This is a big picture of a little flower. When you put a sufficient number of them together (like a plantful), you magnify a magnificent fragrance enough to perfume an entire garden. And if you tell me it smells like Fruit-Loops, I won't smack you because I'm past all that, but you're wrong. And you're being gratuitously insulting; this plant evolved millenia before Fruit-Loops were invented so, if anything, Fruit-Loops smells like Fragrant Honeysuckle.
The shrub itself is fairly unimpressive in appearance; actually it's ugly. It takes the same form as the other bush honeysuckles that are dangerously invasive. Karen, my wife, has discovered an interesting way of keeping this plant in bounds; she has turned it into a standard.

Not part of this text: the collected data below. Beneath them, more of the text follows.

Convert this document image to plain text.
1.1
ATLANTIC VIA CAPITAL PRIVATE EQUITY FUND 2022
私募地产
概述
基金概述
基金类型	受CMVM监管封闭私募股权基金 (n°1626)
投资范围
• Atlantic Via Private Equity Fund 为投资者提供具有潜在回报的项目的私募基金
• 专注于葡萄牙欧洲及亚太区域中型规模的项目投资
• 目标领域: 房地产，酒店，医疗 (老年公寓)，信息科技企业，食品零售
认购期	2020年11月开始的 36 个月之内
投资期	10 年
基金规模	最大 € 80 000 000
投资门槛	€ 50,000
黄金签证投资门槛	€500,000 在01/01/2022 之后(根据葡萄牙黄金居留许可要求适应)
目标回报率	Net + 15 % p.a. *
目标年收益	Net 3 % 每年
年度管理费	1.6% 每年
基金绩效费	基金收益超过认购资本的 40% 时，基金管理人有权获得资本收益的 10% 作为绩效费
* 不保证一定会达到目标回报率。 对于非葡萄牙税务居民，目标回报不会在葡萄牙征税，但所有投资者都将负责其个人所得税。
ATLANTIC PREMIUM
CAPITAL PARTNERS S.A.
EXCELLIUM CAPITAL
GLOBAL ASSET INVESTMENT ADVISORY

I wouldn't have though it possible, after all, left to its own devices, it becomes a very large arching, mushroom-shaped monstrosity. We have been able to keep ours to a single stem for at least 10 years. I prune masses of suckers from its base and branches from farther up every year so it doesn't become top-heavy enough to uproot itself, and so far it has worked. It's worth the effort becase the fragrance is....well, it's nice.
Every year is different, but in the chronology of winter-flowering fragrant shrubs, this normally fits in between Prunus mume (yes, technically a small tree) and the early fragrant Viburnums. Since it is basically a big weedy shrub, with a heavenly fragrance, I often put it in large scale designs; it's almost an automatic for Schools or Churches. I am not sure its fragrance is as nice as its vining cousin, Japanese Honeysuckle, but since it doesn't seem to seed, it is unquestionably the surest and the best fragrance for your dollar!